High fluorine pargasites in ultrahigh temperature granulites from Tonagh Island in the Archean Napier Complex, East Antarctica

Tsunogae, T., Osanai, Y., Owada, M., Toyoshima, T., Hokada, T., and Crowe, W.A. (2003): Lithos, 70, 21-38.


Abstract

Pargasites (F/(F+Cl+OH) ratio (XF) of up to 0.48) from Tonagh Island in Enderby Land, East Antarctica, are closely associated with typical high-grade minerals such as orthopyroxene in quartzo-feldspathic, mafic, and ultramafic granulites, and is regarded as a stable mineral at the peak metamorphic conditions (>1100°C) calculated for the ultrahigh-temperature Archean Napier Complex. Although experimental investigations have suggested that the upper thermal stability limit of F-free pargasite is below 1050°C, thermodynamic calculations for the present pargasite + quartz assemblage indicate that the thermal stability limit of pargasite with XF=0.5 is about 150°C higher than that of the hydroxyl end member. Fluorine substitution in the pargasite therefore allowed the mineral to survive the ultrahigh-temperature metamorphism at Tonagh Island.

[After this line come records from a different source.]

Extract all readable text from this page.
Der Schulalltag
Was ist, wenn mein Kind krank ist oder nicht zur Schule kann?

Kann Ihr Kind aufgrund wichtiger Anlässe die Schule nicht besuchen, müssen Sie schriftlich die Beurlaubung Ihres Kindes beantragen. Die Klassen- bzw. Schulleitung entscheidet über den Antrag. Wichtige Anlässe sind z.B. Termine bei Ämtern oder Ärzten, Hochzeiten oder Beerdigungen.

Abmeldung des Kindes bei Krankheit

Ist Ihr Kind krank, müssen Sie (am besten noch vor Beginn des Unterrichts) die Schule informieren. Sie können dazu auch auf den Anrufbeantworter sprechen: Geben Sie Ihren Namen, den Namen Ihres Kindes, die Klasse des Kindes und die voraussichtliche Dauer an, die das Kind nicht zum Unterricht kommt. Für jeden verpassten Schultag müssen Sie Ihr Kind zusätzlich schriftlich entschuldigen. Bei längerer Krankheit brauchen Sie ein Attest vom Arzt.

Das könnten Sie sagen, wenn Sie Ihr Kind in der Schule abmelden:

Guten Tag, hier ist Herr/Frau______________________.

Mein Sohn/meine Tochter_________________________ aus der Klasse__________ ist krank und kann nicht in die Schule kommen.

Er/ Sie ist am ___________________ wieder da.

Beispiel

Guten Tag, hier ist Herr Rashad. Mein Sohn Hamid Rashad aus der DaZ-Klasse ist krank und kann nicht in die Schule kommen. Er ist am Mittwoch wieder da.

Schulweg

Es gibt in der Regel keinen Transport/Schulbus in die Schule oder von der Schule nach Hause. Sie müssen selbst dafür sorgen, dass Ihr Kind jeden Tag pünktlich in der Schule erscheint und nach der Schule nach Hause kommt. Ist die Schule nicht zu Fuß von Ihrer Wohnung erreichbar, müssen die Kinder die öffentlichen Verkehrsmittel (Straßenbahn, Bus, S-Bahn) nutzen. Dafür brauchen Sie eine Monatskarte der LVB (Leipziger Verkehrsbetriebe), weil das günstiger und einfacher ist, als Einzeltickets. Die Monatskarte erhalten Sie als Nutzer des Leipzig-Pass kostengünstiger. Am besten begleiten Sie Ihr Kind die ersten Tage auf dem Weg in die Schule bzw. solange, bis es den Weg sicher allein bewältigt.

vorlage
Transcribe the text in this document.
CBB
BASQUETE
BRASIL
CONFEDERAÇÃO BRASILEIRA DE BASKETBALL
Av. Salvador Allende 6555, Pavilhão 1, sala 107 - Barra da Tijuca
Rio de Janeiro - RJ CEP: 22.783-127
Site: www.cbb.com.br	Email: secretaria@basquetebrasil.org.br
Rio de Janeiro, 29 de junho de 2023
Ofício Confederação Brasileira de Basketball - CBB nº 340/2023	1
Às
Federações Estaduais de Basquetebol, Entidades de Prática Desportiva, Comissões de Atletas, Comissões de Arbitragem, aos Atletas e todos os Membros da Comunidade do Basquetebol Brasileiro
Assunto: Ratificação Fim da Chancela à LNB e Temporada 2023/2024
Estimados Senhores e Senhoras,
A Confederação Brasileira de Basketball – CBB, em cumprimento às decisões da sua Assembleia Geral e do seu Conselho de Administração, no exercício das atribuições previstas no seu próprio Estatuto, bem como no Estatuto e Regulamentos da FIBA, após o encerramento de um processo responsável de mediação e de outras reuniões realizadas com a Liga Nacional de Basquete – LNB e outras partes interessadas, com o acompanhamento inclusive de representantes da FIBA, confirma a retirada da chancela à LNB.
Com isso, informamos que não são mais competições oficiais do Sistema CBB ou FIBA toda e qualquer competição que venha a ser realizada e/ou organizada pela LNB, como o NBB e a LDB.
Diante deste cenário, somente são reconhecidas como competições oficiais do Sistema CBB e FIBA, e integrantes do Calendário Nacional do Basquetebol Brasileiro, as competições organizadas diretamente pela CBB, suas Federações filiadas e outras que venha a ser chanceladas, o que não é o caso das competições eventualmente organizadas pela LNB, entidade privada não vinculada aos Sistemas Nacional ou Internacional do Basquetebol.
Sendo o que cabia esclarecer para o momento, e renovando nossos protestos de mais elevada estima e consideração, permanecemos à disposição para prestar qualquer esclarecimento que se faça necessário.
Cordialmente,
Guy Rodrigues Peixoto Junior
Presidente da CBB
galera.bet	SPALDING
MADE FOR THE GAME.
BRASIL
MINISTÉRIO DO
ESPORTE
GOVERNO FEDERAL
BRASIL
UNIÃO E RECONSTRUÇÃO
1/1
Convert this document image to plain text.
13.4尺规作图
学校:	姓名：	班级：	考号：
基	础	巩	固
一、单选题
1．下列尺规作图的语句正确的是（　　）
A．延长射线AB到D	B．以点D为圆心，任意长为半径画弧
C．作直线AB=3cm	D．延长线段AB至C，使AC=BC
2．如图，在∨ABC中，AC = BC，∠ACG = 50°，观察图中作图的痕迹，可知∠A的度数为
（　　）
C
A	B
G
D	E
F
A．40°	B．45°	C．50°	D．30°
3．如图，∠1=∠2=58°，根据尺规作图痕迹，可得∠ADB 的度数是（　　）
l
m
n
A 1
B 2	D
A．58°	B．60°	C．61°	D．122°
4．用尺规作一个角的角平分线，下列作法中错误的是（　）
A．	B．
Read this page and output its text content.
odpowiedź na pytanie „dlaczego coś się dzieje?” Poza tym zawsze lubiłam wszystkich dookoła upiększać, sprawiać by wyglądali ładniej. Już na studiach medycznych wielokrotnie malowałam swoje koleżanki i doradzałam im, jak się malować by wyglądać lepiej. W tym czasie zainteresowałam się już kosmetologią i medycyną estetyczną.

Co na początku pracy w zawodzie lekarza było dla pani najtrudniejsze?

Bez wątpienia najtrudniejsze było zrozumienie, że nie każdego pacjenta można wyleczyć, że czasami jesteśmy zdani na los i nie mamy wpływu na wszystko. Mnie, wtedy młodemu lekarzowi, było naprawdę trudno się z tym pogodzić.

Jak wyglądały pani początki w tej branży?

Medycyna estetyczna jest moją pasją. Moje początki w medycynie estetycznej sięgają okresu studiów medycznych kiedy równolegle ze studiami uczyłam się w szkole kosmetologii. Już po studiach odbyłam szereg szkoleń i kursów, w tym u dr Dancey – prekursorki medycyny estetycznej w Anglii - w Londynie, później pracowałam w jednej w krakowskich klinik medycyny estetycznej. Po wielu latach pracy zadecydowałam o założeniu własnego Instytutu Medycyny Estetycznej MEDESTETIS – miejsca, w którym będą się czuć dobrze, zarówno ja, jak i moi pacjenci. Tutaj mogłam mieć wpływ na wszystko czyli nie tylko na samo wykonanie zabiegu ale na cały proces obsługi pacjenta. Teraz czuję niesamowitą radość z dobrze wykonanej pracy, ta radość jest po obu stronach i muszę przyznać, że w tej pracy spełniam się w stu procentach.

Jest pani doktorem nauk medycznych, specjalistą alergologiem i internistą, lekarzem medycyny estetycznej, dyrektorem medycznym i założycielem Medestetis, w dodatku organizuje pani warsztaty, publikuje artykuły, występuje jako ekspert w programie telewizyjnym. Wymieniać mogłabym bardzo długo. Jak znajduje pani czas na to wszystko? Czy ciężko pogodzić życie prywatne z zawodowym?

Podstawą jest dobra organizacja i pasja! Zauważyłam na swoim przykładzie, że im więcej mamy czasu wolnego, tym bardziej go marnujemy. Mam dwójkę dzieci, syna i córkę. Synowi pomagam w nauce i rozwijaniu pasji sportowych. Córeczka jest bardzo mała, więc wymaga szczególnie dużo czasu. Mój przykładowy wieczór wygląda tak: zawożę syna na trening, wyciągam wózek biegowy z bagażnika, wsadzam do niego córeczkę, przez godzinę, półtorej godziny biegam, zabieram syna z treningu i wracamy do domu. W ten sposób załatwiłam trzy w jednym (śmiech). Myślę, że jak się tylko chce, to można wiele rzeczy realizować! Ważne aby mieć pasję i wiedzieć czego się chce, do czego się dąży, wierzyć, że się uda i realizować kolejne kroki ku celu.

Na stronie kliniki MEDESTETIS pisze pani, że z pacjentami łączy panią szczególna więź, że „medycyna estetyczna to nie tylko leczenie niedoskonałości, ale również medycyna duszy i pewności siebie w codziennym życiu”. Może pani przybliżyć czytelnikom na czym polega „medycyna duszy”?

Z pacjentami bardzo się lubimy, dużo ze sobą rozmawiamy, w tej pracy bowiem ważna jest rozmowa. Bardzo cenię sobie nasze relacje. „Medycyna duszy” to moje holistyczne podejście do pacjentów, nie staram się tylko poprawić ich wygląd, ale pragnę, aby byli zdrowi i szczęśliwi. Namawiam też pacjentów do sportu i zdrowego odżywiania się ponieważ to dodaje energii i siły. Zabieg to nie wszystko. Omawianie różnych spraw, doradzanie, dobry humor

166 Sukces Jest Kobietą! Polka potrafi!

A positive correlation between the F content of pargasite and coexisting biotite indicates that the minerals approach chemical equilibrium in terms of F-OH distribution. Although the fluorine composition of pargasites (XF = 0.12-0.48) and bulk rock (300-2500 ppm) varies widely, the log(fH2O/fHF) values calculated for these rocks are relatively constant (3.2-3.7), which is consistent with infiltration of a F-bearing fluid during prograde metamorphism. The infiltration of such a fluid is also supported by the higher bulk F content of most of the analyzed samples compared to those of continental and oceanic basaltic rocks, that is, F had been added from an external source. A positive correlation between bulk MgO and F content suggests that F may have been selectively trapped in high-XMg pargasite in MgO-rich rocks.